Закария испуганно воскликнул:
— Тебе показалось, муаллим! Мы все видим в тебе заступника!
По дороге домой Закария встретил Хасана, шедшего от Касема, и обругал его, излив на него досаду и страх от разговора с Саварисом. Однако Хасан перебил его:
— Погоди, отец. Камар больна. Очень больна, отец. Вскоре вся улица узнала о болезни Камар, о ней знали даже в доме управляющего. Касем не отходил от жены ни на шаг, и печаль его была беспредельна. Он растерянно спрашивал ее:
— Как же так! Почему ты внезапно слегла?
— Я скрывала от тебя свою болезнь, чтобы не доставлять тебе лишних огорчений, — слабым голосом отвечала Камар.
— Я должен был знать о ней с самого начала, чтобы помочь тебе.
— Я скоро поправлюсь, и все будет как прежде, — сказала она с вымученной улыбкой.
Он желал этого всем сердцем! Но что за пелена заволакивает ее глаза? Что за бледность растекается по лицу? Как она умеет скрывать боль! Все это ради меня! О Боже, яви свою милость! Сохрани ее для меня! Сжалься над ребенком, который плачет не переставая.
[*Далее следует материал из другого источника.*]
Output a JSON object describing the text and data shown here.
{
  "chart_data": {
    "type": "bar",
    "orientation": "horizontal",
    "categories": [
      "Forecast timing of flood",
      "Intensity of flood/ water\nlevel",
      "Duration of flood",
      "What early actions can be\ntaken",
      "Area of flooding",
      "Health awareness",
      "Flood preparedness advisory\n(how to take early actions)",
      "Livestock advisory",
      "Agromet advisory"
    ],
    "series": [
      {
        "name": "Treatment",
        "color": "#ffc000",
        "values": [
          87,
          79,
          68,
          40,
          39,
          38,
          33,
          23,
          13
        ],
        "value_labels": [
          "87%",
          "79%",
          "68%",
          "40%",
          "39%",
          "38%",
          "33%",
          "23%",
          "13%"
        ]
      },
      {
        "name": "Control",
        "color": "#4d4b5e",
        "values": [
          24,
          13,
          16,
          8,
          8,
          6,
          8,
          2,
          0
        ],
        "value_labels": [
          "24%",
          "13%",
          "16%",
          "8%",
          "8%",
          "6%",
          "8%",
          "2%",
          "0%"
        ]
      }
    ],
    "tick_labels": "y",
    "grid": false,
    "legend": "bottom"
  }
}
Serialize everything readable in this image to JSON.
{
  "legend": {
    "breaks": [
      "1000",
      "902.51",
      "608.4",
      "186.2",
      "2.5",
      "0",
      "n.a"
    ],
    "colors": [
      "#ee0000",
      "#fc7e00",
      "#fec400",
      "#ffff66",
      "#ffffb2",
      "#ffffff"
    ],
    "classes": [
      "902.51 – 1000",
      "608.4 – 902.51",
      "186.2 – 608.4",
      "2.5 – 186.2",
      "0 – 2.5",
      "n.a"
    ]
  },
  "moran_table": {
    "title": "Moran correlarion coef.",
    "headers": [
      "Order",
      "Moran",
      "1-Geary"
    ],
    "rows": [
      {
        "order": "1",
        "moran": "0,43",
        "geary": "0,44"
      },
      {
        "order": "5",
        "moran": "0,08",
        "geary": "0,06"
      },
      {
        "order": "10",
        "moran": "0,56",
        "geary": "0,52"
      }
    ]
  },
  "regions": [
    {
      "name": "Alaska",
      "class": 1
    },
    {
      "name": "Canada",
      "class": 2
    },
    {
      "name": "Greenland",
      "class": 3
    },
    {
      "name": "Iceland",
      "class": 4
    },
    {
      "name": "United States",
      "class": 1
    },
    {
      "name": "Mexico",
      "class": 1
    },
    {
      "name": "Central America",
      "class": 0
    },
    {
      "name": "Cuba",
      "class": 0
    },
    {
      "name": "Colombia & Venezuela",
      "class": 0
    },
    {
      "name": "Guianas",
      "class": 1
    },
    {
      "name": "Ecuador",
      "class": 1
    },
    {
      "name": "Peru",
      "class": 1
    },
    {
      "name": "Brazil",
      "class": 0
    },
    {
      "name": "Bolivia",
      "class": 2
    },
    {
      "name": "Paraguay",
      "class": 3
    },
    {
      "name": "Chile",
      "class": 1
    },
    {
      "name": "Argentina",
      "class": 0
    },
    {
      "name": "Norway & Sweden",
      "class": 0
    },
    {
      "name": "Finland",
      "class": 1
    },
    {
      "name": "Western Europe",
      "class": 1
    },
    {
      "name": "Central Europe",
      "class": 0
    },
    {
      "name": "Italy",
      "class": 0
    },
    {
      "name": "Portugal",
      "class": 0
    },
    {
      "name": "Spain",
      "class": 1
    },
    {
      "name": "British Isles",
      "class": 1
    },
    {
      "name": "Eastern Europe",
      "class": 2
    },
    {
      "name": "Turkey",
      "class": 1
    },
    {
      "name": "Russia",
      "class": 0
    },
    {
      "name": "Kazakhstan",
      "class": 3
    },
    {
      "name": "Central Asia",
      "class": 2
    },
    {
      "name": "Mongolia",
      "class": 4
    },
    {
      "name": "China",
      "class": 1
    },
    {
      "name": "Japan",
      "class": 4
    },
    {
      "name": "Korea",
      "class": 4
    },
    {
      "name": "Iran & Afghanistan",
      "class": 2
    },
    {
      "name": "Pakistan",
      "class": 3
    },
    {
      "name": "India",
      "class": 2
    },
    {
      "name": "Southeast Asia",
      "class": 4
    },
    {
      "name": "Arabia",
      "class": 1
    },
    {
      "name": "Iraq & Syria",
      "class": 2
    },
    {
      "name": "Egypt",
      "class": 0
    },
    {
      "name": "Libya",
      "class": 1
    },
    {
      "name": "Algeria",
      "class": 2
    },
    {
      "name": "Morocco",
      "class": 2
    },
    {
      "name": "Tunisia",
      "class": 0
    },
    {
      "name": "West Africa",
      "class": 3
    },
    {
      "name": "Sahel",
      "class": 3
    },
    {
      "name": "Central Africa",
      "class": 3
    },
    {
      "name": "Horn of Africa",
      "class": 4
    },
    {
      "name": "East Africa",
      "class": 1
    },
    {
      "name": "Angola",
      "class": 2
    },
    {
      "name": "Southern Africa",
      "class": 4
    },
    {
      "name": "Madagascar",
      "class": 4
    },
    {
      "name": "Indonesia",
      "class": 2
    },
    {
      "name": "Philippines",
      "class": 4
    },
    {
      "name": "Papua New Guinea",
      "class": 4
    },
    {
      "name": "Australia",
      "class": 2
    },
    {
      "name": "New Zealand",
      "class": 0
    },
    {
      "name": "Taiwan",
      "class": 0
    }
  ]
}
— Ты простила меня, но сам я себя не прощу!
Она снова улыбнулась ему, словно упрекая в неразумии. Пришла Умм Салем, чтобы окурить больную благовониями. Умм Атыйя — приготовить ей лекарства. Цирюльник Ибрагим — отворить ей кровь. Но болезнь не поддавалась.
— Как я хотел бы взять на себя твою боль! — повторял Касем.
Еле слышно она отозвалась:
— Да избавит тебя Аллах от всякого зла, мой любимый. «Мир темнеет в глазах моих, когда я гляжу на ее муки», — подумал Касем.
— Такому разумному человеку, как ты, не нужны утешения, — сказала Камар.
Приходили посетители и посетительницы, желавшие навестить больную. Касему не хотелось никого видеть, и он поднялся на крышу дома. Тут со всех сторон слышались голоса, перебранка женщин в соседних домах смешивалась с криками торговцев, доносившимися с улицы. Где–то заплакал ребенок, и Касему почудилось, что это голос Ихсан. Но он разглядел, что плакал какой–то малыш, барахтавшийся в пыли на соседней крыше. Постепенно темнело. Стаи голубей возвращались в голубятни. На горизонте засветилась первая звезда.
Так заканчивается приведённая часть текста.